On 6 November 1939, the rector of the Jagiellonian University – the fourteenth century University of Krakow – was obliged by the SS to instruct all Polish professors to attend a lecture on German plans for Polish education. There was (and it is easy to say now) of course, no lecture. The 144 professors who turned up and another 39 people in the building were arrested and sent to Sachsenhausen and Dachau concentration camps on the pretext that the university was educating people without German consent.
Although an international outcry led to the release of 101 professors aged over 40 in February 1940 several of the older individuals had not survived the relatively short stay in the camps’ terrible conditions and notable Polish academics died.
This operation was one of many which made up the Nazi’s plan, the Intelligenzaktion, to rid Poland of the Polish intellectual elite as the educated were deemed to pose a threat to the ‘Germanisation’ of Poland.
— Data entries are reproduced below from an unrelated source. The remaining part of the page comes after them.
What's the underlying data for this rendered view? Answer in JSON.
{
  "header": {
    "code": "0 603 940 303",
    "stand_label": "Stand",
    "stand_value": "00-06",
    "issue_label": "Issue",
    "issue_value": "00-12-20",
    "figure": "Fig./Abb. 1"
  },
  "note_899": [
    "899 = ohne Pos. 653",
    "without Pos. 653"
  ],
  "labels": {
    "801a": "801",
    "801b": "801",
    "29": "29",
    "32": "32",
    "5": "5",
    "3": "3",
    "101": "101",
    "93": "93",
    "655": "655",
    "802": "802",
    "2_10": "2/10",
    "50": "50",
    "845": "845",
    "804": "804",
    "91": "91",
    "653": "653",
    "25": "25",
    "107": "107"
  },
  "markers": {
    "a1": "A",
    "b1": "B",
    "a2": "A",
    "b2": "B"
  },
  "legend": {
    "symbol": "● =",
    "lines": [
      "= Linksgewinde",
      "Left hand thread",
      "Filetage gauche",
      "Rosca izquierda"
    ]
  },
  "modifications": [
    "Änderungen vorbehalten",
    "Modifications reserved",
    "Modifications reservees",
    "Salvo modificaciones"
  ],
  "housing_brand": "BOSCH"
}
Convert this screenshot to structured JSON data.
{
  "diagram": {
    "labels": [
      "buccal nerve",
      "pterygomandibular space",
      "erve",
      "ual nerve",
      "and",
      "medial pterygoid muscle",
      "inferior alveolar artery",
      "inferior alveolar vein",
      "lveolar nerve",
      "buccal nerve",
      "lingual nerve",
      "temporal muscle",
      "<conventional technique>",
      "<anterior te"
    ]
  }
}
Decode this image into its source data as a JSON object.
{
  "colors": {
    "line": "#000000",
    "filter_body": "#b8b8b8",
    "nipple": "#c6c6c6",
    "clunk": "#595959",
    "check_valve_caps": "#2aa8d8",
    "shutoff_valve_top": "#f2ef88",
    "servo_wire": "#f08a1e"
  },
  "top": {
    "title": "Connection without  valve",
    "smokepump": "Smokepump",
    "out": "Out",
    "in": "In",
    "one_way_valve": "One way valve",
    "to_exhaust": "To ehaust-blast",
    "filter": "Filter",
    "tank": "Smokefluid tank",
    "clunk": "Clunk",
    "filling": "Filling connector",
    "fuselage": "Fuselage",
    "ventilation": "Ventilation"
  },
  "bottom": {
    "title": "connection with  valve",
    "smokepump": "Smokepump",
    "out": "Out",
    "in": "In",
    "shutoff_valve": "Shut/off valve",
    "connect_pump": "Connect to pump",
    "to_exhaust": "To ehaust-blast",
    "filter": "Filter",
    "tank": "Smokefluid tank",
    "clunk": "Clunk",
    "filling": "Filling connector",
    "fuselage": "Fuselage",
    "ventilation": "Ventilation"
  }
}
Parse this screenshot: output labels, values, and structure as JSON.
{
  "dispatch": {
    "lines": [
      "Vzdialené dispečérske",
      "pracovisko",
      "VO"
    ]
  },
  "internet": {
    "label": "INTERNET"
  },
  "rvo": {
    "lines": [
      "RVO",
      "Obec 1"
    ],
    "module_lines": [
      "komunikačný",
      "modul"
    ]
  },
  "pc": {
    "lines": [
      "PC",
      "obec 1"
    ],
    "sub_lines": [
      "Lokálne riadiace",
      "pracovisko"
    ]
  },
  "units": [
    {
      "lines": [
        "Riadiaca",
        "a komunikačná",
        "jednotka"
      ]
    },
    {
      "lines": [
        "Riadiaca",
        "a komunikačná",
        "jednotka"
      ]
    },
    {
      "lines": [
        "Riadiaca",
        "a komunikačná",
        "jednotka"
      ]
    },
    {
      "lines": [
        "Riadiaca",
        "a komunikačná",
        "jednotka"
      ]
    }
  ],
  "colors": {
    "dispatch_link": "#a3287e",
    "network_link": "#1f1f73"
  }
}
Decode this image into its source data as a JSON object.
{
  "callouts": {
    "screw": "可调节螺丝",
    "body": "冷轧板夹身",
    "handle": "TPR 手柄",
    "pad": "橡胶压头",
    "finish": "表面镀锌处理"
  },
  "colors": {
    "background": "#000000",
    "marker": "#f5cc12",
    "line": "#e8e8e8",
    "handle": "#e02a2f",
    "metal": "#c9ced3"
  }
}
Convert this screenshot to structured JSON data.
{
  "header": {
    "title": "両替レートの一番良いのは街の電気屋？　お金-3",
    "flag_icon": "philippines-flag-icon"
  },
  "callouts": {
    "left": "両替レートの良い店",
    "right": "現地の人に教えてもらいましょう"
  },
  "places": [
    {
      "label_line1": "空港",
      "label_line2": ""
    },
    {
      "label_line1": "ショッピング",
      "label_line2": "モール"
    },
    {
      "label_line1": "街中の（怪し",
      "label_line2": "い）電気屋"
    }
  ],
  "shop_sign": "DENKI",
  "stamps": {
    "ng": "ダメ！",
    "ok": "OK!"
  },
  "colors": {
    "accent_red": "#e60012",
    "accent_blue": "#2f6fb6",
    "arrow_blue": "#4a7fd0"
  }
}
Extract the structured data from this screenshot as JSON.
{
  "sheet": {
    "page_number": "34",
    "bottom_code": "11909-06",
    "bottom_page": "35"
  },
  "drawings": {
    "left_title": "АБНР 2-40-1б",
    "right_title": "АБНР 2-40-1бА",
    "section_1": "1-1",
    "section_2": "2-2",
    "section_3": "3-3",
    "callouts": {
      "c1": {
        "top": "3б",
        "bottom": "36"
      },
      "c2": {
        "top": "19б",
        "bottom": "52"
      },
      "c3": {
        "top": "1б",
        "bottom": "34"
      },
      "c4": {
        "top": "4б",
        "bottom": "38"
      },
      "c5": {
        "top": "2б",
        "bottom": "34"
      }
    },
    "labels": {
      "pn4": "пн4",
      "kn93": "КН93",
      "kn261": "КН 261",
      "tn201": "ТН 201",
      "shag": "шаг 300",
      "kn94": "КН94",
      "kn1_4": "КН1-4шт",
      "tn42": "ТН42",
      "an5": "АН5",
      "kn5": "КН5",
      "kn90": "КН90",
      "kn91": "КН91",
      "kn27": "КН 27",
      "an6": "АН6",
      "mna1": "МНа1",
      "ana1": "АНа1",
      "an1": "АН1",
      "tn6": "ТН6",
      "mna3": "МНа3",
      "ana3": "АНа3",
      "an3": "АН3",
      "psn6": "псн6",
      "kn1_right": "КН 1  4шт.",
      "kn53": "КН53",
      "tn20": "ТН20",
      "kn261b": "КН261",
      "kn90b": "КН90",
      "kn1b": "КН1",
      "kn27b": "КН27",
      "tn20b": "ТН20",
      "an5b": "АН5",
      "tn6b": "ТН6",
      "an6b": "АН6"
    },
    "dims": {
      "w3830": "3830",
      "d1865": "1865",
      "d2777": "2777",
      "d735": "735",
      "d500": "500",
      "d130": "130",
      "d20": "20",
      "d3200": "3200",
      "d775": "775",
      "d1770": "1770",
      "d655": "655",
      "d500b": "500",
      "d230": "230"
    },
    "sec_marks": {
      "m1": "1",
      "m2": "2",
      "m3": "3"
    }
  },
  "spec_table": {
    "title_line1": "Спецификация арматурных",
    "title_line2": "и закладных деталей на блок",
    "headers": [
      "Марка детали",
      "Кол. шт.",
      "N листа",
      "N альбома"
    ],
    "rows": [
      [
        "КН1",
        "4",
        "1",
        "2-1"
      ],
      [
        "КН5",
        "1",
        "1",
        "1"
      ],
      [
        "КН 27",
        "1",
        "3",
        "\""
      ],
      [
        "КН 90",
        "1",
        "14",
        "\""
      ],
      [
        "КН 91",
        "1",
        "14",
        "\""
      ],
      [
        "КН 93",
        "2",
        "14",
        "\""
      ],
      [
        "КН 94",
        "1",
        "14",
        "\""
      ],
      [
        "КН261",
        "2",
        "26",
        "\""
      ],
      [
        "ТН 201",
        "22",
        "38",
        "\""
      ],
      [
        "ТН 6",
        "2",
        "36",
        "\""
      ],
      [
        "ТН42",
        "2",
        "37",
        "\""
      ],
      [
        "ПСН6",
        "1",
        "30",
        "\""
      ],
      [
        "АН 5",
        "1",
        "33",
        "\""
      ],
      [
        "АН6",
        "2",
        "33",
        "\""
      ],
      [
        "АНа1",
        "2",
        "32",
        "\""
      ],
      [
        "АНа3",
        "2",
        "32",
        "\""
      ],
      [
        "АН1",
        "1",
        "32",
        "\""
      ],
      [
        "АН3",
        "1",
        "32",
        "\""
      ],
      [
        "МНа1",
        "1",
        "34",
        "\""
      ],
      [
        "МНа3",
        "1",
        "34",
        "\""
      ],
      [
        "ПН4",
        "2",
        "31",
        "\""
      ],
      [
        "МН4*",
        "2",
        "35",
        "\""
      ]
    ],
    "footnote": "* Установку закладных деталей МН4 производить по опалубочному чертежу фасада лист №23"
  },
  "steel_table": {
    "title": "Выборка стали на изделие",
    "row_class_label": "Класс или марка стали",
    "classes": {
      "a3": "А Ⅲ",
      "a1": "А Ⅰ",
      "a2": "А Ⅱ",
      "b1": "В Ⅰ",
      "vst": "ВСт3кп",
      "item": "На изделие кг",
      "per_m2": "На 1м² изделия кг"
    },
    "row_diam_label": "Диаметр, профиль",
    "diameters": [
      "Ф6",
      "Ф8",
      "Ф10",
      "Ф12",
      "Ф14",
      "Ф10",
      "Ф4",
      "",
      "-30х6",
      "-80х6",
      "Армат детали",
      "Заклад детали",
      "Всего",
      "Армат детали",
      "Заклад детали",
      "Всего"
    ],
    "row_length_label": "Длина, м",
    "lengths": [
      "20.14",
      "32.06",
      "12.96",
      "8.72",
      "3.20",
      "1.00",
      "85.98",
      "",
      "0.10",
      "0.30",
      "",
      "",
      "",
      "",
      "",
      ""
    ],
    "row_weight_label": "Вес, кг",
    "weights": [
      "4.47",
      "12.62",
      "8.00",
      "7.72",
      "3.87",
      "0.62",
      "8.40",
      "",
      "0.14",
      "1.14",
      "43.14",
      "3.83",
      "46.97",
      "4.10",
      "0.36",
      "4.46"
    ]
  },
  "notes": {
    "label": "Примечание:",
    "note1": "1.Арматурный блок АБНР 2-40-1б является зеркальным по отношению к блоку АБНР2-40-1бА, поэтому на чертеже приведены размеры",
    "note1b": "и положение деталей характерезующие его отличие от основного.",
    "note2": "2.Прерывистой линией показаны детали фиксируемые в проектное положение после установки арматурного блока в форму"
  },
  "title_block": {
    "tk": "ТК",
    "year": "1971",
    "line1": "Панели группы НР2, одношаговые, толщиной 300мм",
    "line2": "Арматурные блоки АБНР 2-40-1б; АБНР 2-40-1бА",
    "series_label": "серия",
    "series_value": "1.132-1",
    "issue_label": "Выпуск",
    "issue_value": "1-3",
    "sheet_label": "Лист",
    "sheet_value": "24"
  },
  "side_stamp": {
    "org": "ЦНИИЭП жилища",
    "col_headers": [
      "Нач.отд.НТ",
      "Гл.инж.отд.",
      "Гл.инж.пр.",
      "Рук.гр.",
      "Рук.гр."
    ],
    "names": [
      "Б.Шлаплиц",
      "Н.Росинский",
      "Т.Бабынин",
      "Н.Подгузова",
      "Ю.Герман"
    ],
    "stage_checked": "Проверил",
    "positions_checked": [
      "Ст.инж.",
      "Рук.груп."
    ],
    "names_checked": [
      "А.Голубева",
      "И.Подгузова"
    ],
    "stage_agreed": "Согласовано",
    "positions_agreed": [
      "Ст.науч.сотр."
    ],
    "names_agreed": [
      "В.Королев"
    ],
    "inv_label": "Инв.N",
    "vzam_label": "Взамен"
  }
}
Under the plan around 60,000 intellectuals and members of the upper classes were killed and Polish secondary and higher education was stopped until the end of the second world war.
Denying people education is a simple means by which to control a population and perpetrate the ruling class’s ideology and status. In twenty-first century Britain we are in a position where ‘Every Child Matters’ and every child is duly entitled to an education up to the age of 18, but beyond 18 the country is currently in a state of flux. As university educations are being priced at £27,000 students are understandably worrying about the options open to them in the future. It is not clear where this will leave tertiary education in this country in five, ten or twenty years’ time, but in a world which is changing so rapidly, education and academics are essential and – although I know it is idealistic to say so – their existence cannot, or at least should not, be based on money alone.